SABMiller is the world's second-largest brewer by volume.
Mackay said in the group's annual report that as part of four key strategic growth drivers, the brewer was investing in developing strong and relevant brand portfolios within each market.
In Africa, it was increasingly using locally grown crops such as sorghum and cassava to produce affordable brands, he said in the report, whose release has coincided with a stable credit rating issued by Moody's.
Locally, analyst Mark Ansley, of Cadiz African Harvest Asset Management, said despite the key risk of competition from such companies as Heineken, SABMiller was still expected to become more competitive in terms of managing returnable bottles and bringing down the cost of producing its brands.
Moody's analyst Yasmina Serghini said in a note that among the group's key strengths were its vast distribution network and its diversified portfolio of beer brands and beverages, which helped it maintain its competitive advantage.
Mackay said the global downturn meant it was no longer business as usual. However, SABMiller's strategic focus based on its key growth planks would ensure that it would meet its revenue and growth targets in all the markets it operates, including SA.
He said other initiatives to grow the business were increasing the operational performance of each business unit and gaining maximum value from its global scale through skills transfer.
While the group had in the past not been forced to launch large scale, one-off, cost-cutting programmes, SABMiller was now responding to the economic challenges by keeping a much closer eye on costs.

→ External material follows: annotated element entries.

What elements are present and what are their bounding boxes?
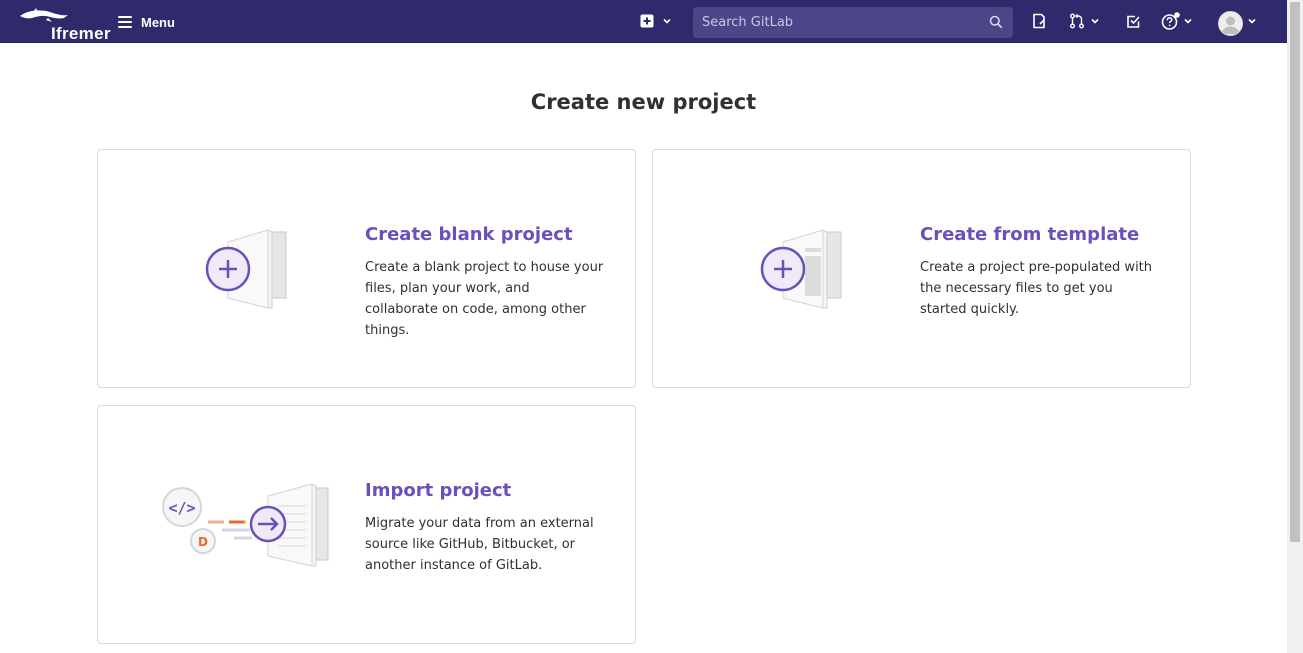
brand-name: Ifremer xyxy=(51,24,111,43)
svg-text:D: D xyxy=(198,535,208,549)
help-icon xyxy=(1161,12,1180,30)
search-input[interactable] xyxy=(693,7,982,38)
card-description: Migrate your data from an external sourc… xyxy=(365,516,594,573)
chevron-down-icon xyxy=(1248,18,1256,24)
page-title: Create new project xyxy=(530,90,757,114)
vertical-scrollbar[interactable] xyxy=(1287,0,1303,653)
merge-request-icon xyxy=(1070,13,1084,29)
new-dropdown-button[interactable] xyxy=(640,10,672,32)
card-title: Import project xyxy=(365,480,512,501)
blank-project-illustration xyxy=(205,229,287,309)
todo-icon xyxy=(1127,15,1140,28)
search-box xyxy=(693,7,1013,38)
menu-button[interactable]: Menu xyxy=(118,11,175,33)
menu-label: Menu xyxy=(141,14,175,30)
avatar-icon xyxy=(1221,16,1240,34)
ifremer-logo[interactable]: Ifremer xyxy=(18,6,110,43)
help-button[interactable] xyxy=(1161,10,1193,32)
issues-button[interactable] xyxy=(1031,10,1047,32)
merge-requests-button[interactable] xyxy=(1069,10,1100,32)
import-project-illustration: </> D xyxy=(162,483,329,567)
top-navbar: Ifremer Menu xyxy=(0,0,1287,43)
user-avatar[interactable] xyxy=(1218,11,1243,36)
scrollbar-thumb[interactable] xyxy=(1290,2,1300,542)
chevron-down-icon xyxy=(663,18,671,24)
todo-button[interactable] xyxy=(1126,10,1141,32)
template-project-illustration xyxy=(760,229,842,309)
chevron-down-icon xyxy=(1091,18,1099,24)
svg-text:</>: </> xyxy=(168,499,195,517)
create-blank-project-card[interactable]: Create blank project Create a blank proj… xyxy=(97,149,636,388)
notification-dot xyxy=(1174,12,1180,18)
create-from-template-card[interactable]: Create from template Create a project pr… xyxy=(652,149,1191,388)
hamburger-icon xyxy=(118,16,132,28)
import-project-card[interactable]: </> D Import project Migrate your data f… xyxy=(97,405,636,644)
plus-square-icon xyxy=(640,14,654,28)
card-description: Create a project pre-populated with the … xyxy=(920,260,1153,317)
issues-icon xyxy=(1033,13,1045,29)
search-icon xyxy=(989,15,1003,29)
user-menu-chevron[interactable] xyxy=(1247,10,1257,32)
card-title: Create from template xyxy=(920,224,1140,245)
card-title: Create blank project xyxy=(365,224,573,245)
card-description: Create a blank project to house your fil… xyxy=(365,260,604,338)
chevron-down-icon xyxy=(1184,18,1192,24)
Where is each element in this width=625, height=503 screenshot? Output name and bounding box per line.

It would therefore not hesitate to slash costs where it made business sense, Mackay said.
“We are re-examining all capital expenditure and applying stringent criteria that reflect the risks and opportunities in each country. We have also restructured a number of our businesses, particularly in Latin America and Europe,” he said.
“In Africa, we are increasing the use of locally grown crops such as sorghum and cassava to produce affordable brands along the lines of the highly successful Eagle. In so doing, we are both capturing the trend from home-brewed beers to more aspirational commercial brands and providing economic opportunities for local farmers.
“In the quest for affordability, we are also introducing smaller bottle sizes, as with the Aguila brand in Colombia, and making draught beers more available in countries such as Mozambique and Botswana,” Mackay said.
Cadiz analyst Ansley said that despite competition and the economic slowdown, the brewer's local unit would be able to restore any erosion of its competitive margin by other players in the beer market.